Fleksibilitas tinggi CN235 itu diakui Sigit. Pesawat kelas menengah yang diproduksi sejak 1990-an itu juga punya keakuratan pengindraan tinggi. Pesawat berkemampuan jelajah 496 mil laut atau 920 km itu bisa terbang 9 jam di ketinggian 25.000 kaki atau 7,6 km.
Sebagai pesawat pengintaian, pengawasan, dan intelijen, CN235 dilengkapi sejumlah peralatan misi dan operasi canggih untuk berbagai misi di masa damai ataupun perang. Sejumlah negara telah melengkapi pesawat yang dibelinya dengan berbagai senjata, seperti rudal, torpedo, bom laut, dan meriam.
“Untuk mengawasi seluruh laut yurisdiksi nasional, TNI AL butuh 30 pesawat intai maritim CN235,” kata Sigit.
Hingga Agustus 2015, ADS menyebut, 235 pesawat CN235 beroperasi, 279 pesawat dalam pengiriman, dan 283 pesawat dalam pemesanan. Penggunanya tersebar di lima benua. Adapun C295 yang merupakan pengembangan dari CN235 juga diminati banyak negara. Pesawat itu, menurut rencana, diproduksi PT DI sehingga dinamai CN295.
Sementara sejumlah negara memilih NC212i sebagai pesawat patroli maritim. Namun, TNI AL baru mengoperasikan pesawat kecil itu sebagai pesawat angkut. Untuk jadi pesawat pengintai maritim, perlu sejumlah modifikasi.
Selain TNI AL, TNI Angkatan Udara (AU) mengoperasikan sejumlah CN235. Selain itu, TNI AU mengoperasikan pesawat berbadan lebar Boeing 737-200 sebagai pesawat intai.
Sigit mengatakan, TNI AL juga butuh pesawat intai atau patroli maritim berbasis jet, terutama untuk mengawasi seluruh wilayah Indonesia, termasuk ZEE. Operasi udara dengan pesawat jet saatnya dikembangkan karena punya kemampuan terbang hingga 10 jam dengan jangkauan jelajah hingga 1.500 mil laut atau 2.750 km.
Namun, pengoperasian pesawat intai berbasis jet harus dilengkapi aneka perlengkapan misi terintegrasi dengan semua kekuatan TNI, baik AL, AU, maupun angkatan darat. Karena itu, pesawat jenis itu cocok jadi pengendali operasi.
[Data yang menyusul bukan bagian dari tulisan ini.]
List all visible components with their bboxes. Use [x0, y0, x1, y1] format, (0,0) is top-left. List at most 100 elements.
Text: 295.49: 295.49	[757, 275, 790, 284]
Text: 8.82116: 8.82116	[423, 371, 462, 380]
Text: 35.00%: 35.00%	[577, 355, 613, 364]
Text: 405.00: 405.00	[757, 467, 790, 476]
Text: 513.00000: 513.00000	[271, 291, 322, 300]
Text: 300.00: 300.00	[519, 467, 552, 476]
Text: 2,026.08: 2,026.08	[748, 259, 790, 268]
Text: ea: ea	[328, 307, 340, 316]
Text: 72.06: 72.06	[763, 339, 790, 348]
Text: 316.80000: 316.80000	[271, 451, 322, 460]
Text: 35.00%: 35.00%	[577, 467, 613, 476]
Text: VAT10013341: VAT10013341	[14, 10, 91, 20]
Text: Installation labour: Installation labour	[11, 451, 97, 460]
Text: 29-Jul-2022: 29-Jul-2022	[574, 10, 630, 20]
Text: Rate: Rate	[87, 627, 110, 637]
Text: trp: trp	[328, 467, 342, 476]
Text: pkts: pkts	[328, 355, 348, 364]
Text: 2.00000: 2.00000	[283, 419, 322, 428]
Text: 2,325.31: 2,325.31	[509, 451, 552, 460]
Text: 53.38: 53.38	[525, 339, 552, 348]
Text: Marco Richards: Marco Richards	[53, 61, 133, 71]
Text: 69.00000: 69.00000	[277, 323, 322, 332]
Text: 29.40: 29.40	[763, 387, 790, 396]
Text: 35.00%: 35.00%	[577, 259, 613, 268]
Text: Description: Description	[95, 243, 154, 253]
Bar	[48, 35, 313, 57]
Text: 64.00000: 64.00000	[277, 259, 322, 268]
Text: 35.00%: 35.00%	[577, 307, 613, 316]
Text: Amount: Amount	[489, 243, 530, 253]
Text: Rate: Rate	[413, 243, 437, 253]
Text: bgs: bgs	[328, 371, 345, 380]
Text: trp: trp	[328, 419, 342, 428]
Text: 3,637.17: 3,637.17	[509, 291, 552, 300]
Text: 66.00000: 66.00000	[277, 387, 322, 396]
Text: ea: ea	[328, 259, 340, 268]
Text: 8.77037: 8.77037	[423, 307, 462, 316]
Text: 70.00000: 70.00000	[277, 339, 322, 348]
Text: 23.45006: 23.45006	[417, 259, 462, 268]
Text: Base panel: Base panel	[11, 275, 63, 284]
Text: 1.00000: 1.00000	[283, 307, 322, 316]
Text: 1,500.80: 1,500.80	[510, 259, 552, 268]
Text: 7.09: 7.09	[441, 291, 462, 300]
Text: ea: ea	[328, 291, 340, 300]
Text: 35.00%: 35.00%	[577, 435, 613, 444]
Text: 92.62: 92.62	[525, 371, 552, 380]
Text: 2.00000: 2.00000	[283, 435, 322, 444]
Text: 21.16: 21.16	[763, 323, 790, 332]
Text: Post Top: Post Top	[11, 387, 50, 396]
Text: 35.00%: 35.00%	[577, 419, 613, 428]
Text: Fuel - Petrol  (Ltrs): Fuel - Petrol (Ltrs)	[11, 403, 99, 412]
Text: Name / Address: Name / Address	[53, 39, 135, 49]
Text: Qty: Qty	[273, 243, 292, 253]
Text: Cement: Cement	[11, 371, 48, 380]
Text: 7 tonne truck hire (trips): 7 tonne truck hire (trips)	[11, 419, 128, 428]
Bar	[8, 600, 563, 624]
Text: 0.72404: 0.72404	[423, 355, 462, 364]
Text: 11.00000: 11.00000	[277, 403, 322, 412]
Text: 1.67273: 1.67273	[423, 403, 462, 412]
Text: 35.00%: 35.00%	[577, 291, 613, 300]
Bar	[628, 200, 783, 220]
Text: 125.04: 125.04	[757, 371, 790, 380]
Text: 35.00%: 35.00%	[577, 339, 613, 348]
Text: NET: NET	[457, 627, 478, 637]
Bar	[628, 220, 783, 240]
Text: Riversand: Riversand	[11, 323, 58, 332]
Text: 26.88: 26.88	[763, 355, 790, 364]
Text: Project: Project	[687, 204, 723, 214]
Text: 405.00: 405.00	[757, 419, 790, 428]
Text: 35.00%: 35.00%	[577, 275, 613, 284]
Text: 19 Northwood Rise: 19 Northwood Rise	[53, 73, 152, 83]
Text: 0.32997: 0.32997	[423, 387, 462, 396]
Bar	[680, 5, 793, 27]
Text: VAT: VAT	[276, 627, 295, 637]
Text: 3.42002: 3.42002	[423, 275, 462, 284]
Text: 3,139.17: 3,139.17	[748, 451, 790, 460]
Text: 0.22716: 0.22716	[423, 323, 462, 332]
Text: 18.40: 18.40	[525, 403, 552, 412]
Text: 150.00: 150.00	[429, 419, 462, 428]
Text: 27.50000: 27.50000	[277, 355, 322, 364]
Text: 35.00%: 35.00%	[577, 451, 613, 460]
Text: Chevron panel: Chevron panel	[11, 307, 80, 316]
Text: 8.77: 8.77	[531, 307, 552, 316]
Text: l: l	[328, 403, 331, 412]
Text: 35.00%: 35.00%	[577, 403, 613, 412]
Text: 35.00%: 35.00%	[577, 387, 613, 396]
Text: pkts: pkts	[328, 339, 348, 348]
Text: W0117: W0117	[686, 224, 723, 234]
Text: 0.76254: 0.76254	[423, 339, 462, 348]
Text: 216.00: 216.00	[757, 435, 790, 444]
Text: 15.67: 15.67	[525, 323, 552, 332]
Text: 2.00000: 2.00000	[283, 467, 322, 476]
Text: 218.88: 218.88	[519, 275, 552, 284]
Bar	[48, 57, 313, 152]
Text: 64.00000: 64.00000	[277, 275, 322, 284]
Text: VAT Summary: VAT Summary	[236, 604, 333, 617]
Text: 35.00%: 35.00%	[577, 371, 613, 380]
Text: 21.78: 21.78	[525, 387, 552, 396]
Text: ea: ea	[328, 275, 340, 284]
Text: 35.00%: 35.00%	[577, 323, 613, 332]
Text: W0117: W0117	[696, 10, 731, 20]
Meski tiap pesawat punya keunggulan, sistem penindakan di laut perlu dibangun agar pengintaian bermanfaat optimal. Pada tahun 1960-an, TNI AL pernah mengoperasikan pesawat amfibi yang bisa mendarat di air sebagai pesawat pengintai sekaligus penindakan. Kini, sistem penindakan kapal ilegal yang sesuai perlu dikaji dengan memperhatikan keselamatan awak dan aparat penegak hukum.
M ZAID WAHYUDI, B JOSIE SUSILO HARDIANTO, DAN YUNI IKAWATI
——————
Versi cetak artikel ini terbit di harian Kompas edisi 1 Desember 2015, di halaman 14 dengan judul “Menjaga Lautan Nusantara dari Udara”.